In a recent article in the Journal of Professional Nursing entitled, “Holistic admission in undergraduate nursing: One school’s journey and lessons learned,” Peggy Wros, R.N., Ph.D., senior associate dean for student affairs and diversity, and Joanne Noone, R.N., Ph.D., associate dean, Ashland campus, reflected on the nursing school’s experience with holistic admissions.

They conclude that holistic admissions are an important component of an overall strategy to recruit, admit, retain and graduate underrepresented students. “We have a good start on holistic admissions but want to learn from early adopters about promising practices that continue to improve admission policies,” Noone said.

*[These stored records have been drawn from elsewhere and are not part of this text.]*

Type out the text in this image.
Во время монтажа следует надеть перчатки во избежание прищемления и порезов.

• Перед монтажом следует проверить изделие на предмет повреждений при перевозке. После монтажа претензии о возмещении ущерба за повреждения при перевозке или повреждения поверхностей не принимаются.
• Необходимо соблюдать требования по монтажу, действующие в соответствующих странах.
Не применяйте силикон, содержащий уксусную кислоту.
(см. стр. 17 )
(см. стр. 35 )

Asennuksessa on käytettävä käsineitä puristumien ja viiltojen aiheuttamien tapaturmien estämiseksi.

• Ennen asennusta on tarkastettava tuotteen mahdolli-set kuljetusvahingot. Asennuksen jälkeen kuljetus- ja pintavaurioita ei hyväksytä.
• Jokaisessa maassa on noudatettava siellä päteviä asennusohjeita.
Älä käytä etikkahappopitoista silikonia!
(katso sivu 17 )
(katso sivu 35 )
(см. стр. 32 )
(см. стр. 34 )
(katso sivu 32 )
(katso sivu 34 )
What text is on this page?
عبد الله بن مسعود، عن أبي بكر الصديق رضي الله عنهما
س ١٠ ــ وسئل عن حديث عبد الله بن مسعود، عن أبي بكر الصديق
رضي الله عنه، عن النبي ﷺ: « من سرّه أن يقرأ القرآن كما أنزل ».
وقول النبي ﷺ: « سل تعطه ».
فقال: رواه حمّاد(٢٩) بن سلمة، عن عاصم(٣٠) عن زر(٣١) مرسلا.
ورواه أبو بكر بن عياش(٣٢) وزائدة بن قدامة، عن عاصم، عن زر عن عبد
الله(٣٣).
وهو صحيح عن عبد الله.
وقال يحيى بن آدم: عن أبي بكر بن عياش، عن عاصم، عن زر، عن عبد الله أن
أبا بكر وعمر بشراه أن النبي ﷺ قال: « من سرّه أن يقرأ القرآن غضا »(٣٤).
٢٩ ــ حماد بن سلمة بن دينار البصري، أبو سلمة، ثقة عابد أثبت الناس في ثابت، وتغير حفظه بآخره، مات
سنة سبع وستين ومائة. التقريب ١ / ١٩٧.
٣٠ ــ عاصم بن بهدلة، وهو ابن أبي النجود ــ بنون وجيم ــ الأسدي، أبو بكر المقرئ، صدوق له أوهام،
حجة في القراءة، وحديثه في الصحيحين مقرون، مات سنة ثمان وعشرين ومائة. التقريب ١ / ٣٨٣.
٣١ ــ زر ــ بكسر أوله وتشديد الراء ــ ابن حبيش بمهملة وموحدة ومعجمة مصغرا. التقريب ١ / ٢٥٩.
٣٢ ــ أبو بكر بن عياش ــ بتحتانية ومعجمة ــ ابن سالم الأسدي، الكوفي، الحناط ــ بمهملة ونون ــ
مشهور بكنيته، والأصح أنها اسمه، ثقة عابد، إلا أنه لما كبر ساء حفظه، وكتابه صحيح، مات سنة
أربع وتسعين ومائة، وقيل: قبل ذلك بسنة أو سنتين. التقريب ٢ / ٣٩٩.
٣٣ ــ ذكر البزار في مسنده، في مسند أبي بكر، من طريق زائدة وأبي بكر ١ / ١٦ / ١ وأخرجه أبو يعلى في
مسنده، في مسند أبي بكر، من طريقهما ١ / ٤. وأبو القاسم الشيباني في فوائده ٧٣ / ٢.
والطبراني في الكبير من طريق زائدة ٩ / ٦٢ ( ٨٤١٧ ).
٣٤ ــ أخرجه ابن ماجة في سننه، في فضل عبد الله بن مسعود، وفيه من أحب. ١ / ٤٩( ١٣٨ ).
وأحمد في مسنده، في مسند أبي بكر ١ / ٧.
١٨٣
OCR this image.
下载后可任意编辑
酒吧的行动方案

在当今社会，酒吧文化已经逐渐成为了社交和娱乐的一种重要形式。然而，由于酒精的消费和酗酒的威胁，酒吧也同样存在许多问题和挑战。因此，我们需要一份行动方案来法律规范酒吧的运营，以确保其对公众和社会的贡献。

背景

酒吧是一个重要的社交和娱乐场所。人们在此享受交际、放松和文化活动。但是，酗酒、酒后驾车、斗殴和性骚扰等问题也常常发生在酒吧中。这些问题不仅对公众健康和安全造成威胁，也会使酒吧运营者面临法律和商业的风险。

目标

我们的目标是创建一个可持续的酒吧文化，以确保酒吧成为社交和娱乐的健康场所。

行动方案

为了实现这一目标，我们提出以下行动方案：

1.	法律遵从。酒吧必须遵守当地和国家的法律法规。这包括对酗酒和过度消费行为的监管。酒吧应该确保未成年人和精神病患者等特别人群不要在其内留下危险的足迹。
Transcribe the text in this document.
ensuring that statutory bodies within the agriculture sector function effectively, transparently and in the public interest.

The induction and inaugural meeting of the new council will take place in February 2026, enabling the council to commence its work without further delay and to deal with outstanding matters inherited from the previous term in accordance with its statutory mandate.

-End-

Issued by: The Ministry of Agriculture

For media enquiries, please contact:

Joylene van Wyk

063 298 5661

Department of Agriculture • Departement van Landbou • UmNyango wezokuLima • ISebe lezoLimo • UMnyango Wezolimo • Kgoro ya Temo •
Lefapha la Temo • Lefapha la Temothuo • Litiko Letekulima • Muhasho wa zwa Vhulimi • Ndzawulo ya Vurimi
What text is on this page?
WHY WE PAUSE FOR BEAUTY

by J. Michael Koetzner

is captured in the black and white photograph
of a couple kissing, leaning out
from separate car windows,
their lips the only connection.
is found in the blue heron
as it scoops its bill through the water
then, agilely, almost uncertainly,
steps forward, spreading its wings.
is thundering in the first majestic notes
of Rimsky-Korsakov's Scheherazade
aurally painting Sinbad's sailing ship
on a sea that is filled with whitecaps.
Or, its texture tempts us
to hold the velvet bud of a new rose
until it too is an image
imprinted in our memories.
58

“We’re working really hard to increase the diversity of our student body and to better reflect the state’s population,” Wros said. For example, Oregon’s Hispanic population is about 12 percent (or closer to 20 to 25 percent if undocumented individuals are included), while the state’s Hispanic nursing workforce is about 4 percent.

With funding from the national Health Resources & Services Administration (HRSA), the nursing school was awarded a nursing workforce diversity grant in 2012 with goals to recruit and enroll more underrepresented students and support their success during their education. The program (HealthE STEPS or Advancing Health Equity through Student Empowerment & Professional Success) funded two pilot sites -- Ashland and Monmouth under the leadership of Wros. The grant provided scholarships, academic and social support for recipients, community outreach to educate minority students about careers in nursing, and faculty development for the advancement of a multicultural curricula.

In July 2017, the school received news of funding for a second, four-year HRSA grant to expand HealthE STEPS on all five OHSU nursing school campuses with Noone as the program director.